Et il en est de même pour l’idéal de l’homme. Derrière et au-delà de tous les idéaux limités qu’il peut concevoir et chérir dans son cœur s’étend l’idéal du Saint, du Sage et du Prophète, qui représente la part d’infini dans la destinée humaine.

Mais l’image même du Saint, du Sage et du Prophète, partout présente à d’autres époques de notre civilisation (au moyen âge par exemple) s’est peu à peu estompée et a fini par n’être plus perçue. On ne croit même plus que la sainteté puisse exister ni qu’un être humain puisse l’atteindre. Et si l’on s’amusait au jeu des sondages en posant à tout un chacun une question comme celle-ci « Que feriez-vous si on vous apprenait que l’une de vos connaissances se mettait à chercher la sainteté? » il y a gros à parier que la majorité des gens proposerait de confier ce vésanique aux bons soins d’un psychiatre pour lui remettre les idées en place.

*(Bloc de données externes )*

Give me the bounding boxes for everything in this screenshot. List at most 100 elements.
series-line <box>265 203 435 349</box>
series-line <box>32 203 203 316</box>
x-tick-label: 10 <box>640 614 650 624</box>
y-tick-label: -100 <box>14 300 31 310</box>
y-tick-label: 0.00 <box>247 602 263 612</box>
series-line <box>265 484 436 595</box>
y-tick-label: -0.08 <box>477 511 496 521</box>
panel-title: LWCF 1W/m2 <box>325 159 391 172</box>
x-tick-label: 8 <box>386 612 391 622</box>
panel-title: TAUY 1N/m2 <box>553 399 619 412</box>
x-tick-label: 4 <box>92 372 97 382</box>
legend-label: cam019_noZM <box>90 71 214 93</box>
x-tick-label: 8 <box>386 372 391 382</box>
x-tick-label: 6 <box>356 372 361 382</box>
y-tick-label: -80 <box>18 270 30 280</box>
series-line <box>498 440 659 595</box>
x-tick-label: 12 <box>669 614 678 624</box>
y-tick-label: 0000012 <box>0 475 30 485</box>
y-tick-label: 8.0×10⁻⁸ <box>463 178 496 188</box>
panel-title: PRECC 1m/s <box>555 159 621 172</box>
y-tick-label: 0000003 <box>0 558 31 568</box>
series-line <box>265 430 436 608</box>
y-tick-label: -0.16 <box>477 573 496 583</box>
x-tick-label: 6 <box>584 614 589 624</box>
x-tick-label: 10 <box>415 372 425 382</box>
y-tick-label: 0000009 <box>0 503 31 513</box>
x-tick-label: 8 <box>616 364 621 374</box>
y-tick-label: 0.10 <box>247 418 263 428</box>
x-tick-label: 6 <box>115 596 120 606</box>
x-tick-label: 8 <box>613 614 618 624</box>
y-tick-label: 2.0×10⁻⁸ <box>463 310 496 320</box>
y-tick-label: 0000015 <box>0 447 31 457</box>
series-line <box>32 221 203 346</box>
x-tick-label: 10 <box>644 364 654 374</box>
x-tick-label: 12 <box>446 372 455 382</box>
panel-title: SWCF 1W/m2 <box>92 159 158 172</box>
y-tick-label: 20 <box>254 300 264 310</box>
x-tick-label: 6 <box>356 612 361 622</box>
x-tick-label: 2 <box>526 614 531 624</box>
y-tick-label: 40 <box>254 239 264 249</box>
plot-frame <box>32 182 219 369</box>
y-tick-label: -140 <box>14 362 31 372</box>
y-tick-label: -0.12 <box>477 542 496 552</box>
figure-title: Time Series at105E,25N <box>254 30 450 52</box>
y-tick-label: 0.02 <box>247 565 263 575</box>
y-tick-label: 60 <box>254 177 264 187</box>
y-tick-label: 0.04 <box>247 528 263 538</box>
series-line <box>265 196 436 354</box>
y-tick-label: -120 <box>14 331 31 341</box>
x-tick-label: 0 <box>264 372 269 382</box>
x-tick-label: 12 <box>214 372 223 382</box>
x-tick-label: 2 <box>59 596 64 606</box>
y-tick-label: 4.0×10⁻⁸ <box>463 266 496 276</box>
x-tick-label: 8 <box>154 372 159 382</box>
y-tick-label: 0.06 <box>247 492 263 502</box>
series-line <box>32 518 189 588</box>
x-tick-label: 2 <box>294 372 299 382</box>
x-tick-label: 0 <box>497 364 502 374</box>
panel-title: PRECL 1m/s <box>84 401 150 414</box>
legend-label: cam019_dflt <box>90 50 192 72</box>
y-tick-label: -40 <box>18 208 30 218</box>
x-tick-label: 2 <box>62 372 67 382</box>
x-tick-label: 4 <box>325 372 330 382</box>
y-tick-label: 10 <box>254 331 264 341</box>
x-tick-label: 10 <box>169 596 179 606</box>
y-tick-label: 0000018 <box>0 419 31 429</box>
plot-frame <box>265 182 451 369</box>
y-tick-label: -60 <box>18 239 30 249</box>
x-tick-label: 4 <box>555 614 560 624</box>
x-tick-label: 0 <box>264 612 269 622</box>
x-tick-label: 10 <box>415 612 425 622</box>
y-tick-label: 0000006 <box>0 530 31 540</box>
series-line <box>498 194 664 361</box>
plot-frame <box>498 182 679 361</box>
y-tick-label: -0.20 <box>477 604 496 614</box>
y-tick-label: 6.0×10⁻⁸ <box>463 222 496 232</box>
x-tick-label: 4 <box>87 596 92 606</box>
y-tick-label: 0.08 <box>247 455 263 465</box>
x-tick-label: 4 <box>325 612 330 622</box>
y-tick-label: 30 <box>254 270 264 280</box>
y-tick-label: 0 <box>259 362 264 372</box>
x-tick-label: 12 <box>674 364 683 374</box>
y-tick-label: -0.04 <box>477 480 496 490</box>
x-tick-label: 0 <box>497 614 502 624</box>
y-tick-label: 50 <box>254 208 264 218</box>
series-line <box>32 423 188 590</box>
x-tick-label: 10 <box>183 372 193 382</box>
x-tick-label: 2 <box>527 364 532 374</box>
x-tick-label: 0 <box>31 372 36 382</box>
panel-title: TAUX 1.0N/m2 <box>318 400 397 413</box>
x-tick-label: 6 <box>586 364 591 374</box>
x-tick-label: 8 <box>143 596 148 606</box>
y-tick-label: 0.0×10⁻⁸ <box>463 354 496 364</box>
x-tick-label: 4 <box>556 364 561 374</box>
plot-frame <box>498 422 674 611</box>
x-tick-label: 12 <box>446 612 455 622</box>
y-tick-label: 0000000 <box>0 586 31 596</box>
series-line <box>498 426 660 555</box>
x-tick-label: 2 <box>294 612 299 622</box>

J’entends bien que « chercher la sainteté » est une manière de parler; il vaudrait mieux dire; « chercher Dieu » ou « la vérité intérieure »; la sainteté n’étant que la consécration accordée de surcroit à celui qui est assez avancé vers ce but. Mais, la conscience populaire a toujours pris l’objet pour le principe et le signe pour ce qu’il signifie. L’image du Saint et du Prophète a toujours été plus facilement appréhendée par la conscience humaine que  »Dieu » ou « la Vérité ». D’où les images du Christ et des apôtres que nous voyons dans nos églises.

Il se peut que l’éditorialiste s’égare aujourd’hui dans des considérations difficiles à suivre et peut-être, à maint  lecteurs, obscures. Pourtant, comprendre son époque, les gens de son époque et méditer sur les maladies qui les font souffrir permet de se mieux comprendre soi-même, en tant que chacun de nous est soumis aux influences, aux idées et aux tentations du milieu qui l’entoure. Cela peut aussi permettre à l’occasion, de tendre la main à quelqu’un qui passe par les mêmes difficultés par lesquelles nous avons passé.